Abstract

As price pressure increases in crowded therapy areas, particularly with the increase in development of biosimilars, healthcare systems are becoming increasingly reliant on the introduction of generics to reduce spending. In this research, we test if physician price awareness and sensitivity for comparable treatments is sufficient to drive cost reductions alone, or if payer-led controls and guidelines must be implemented to effect this change. Quantitative surveys with conjoint analysis were performed using a sample of 256 EU5 physicians. A patient conjoint is a powerful statistical technique to probe the value physicians place on drug features in prescribing decisions.
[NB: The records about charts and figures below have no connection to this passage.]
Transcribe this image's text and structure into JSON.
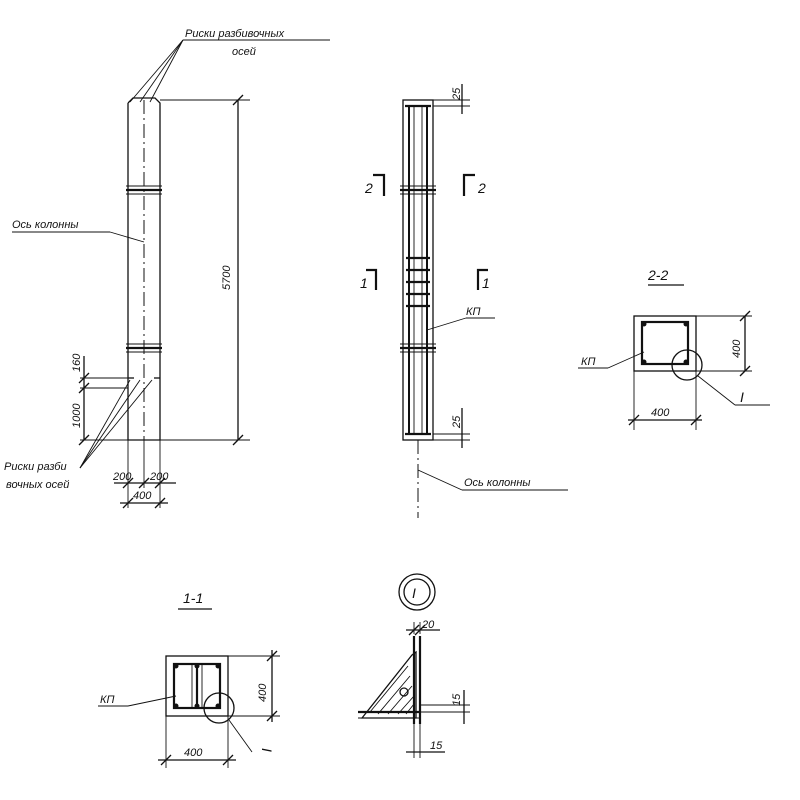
{
  "labels": {
    "axis_marks_top_line1": "Риски разбивочных",
    "axis_marks_top_line2": "осей",
    "column_axis_left": "Ось колонны",
    "axis_marks_bottom_line1": "Риски разби",
    "axis_marks_bottom_line2": "вочных осей",
    "column_axis_right": "Ось колонны",
    "kp_front": "КП",
    "kp_section_22": "КП",
    "kp_section_11": "КП"
  },
  "dimensions": {
    "height_total": "5700",
    "d_160": "160",
    "d_1000": "1000",
    "d_200_left": "200",
    "d_200_right": "200",
    "width_400_front": "400",
    "d_25_top": "25",
    "d_25_bottom": "25",
    "s22_width": "400",
    "s22_height": "400",
    "s11_width": "400",
    "s11_height": "400",
    "det_20": "20",
    "det_15_v": "15",
    "det_15_h": "15"
  },
  "sections": {
    "s22_title": "2-2",
    "s11_title": "1-1",
    "cut2_left": "2",
    "cut2_right": "2",
    "cut1_left": "1",
    "cut1_right": "1"
  },
  "detail": {
    "callout_s22": "I",
    "callout_s11": "I",
    "title": "I"
  }
}
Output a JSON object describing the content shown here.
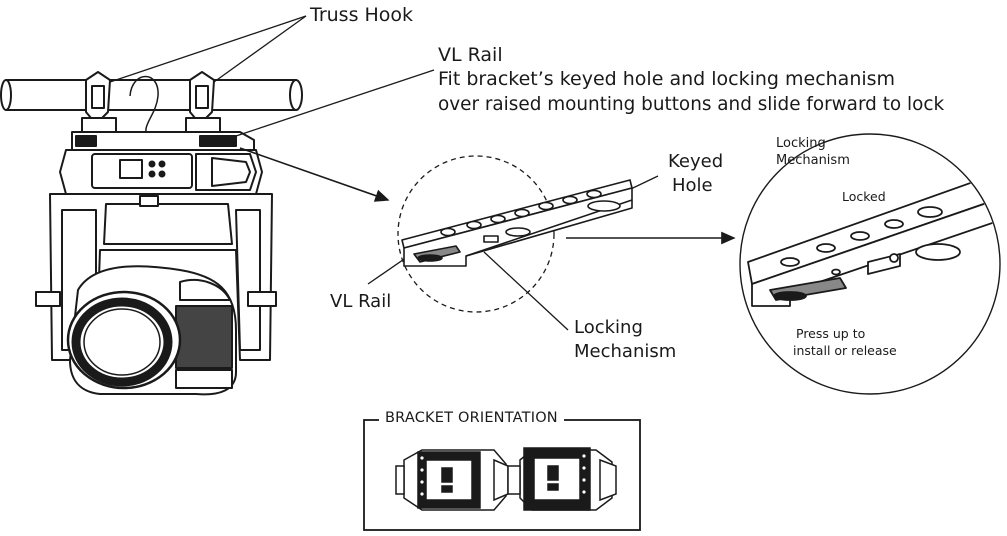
{
  "labels": {
    "truss_hook": "Truss Hook",
    "vl_rail_top": "VL Rail",
    "instruction_line1": "Fit bracket’s keyed hole and locking mechanism",
    "instruction_line2": "over raised mounting buttons and slide forward to lock",
    "keyed_hole_line1": "Keyed",
    "keyed_hole_line2": "Hole",
    "vl_rail_left": "VL Rail",
    "locking_mechanism_line1": "Locking",
    "locking_mechanism_line2": "Mechanism",
    "detail_locking_line1": "Locking",
    "detail_locking_line2": "Mechanism",
    "detail_locked": "Locked",
    "detail_press_line1": "Press up to",
    "detail_press_line2": "install or release"
  },
  "legend": {
    "title": "BRACKET ORIENTATION"
  },
  "colors": {
    "line": "#1a1a1a",
    "fill_dark": "#1a1a1a",
    "fill_light": "#ffffff",
    "fill_gray": "#d9d9d9"
  }
}
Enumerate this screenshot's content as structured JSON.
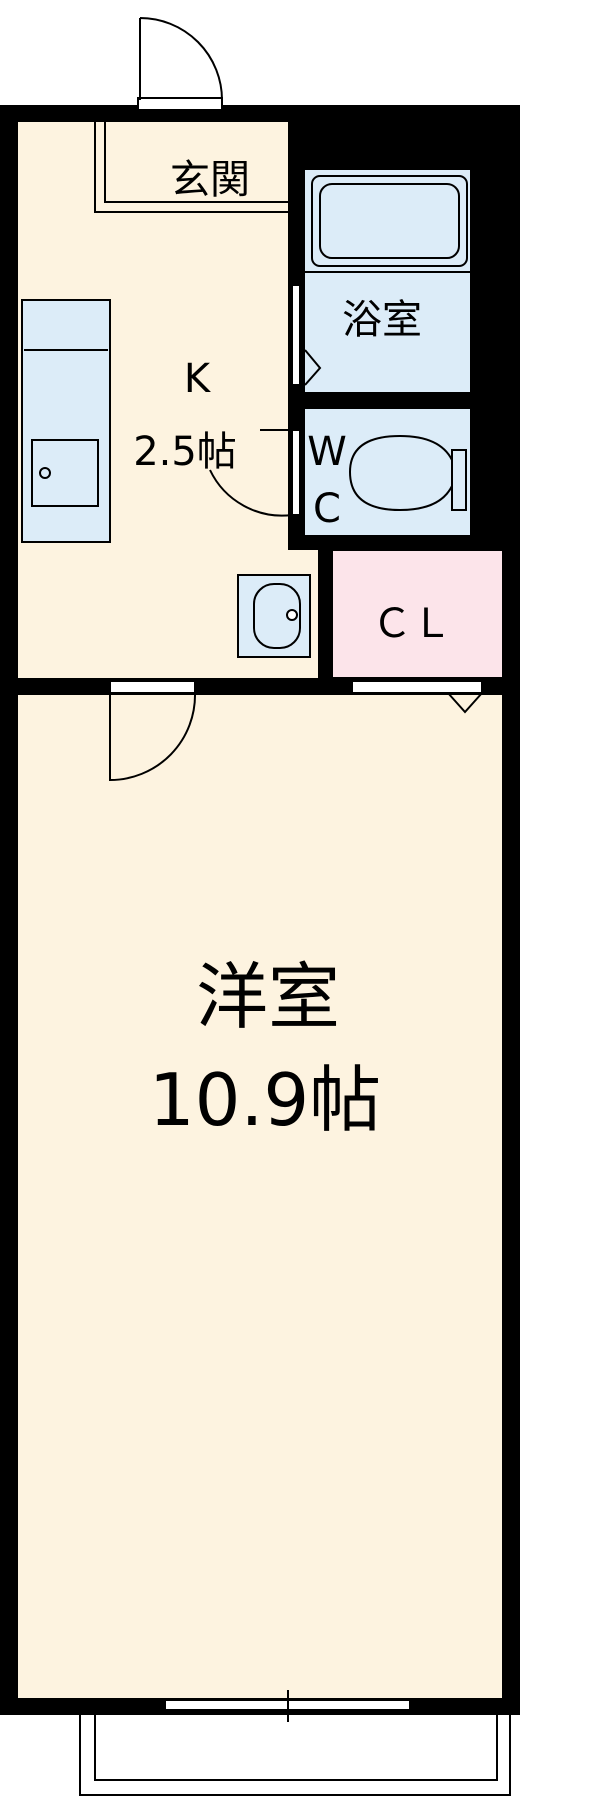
{
  "rooms": {
    "entrance": "玄関",
    "kitchen": "K",
    "kitchen_size": "2.5帖",
    "bath": "浴室",
    "wc_top": "W",
    "wc_bottom": "C",
    "closet": "ＣＬ",
    "western": "洋室",
    "western_size": "10.9帖"
  },
  "colors": {
    "wall": "#000000",
    "floor": "#fdf3e0",
    "wet_area": "#dcecf8",
    "closet": "#fce4ea",
    "line": "#000000",
    "background": "#ffffff"
  }
}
Physicians were instructed to allocate patients to treatment scenarios based on a number of coverage and economic attributes. Analysis was then performed to probe how changing the price of a new oral treatment impacted preference share relative to more established intravenous and subcutaneous biologic therapies. Self-assessed ratings of price awareness and “interest” (impact of price on prescribing decisions) were comparatively analysed with the conjoint price sensitivity output to identify potential correlations. Through the conjoint exercise, physicians exhibited little price sensitivity, irrespective of how they rated their own price awareness. Significant reductions in the price of the oral drug was not associated with similarly significant increases in preference share. Even when discounted to biosimilars, preference was not shifted away from the established biologics, and most movement in share was within classes rather than between classes. There was very poor correlation between self-assessed price “interest” and analytically derived price sensitivity. Despite concern over the cost of treatment, physicians show limited awareness and sensitivity to the actual cost associated with treatment. For the potential saving of biosimilars and lower cost alternatives to be realised, relying on physicians’ price sensitivity will not be sufficient, and strict payer management will also be necessary to drive this change.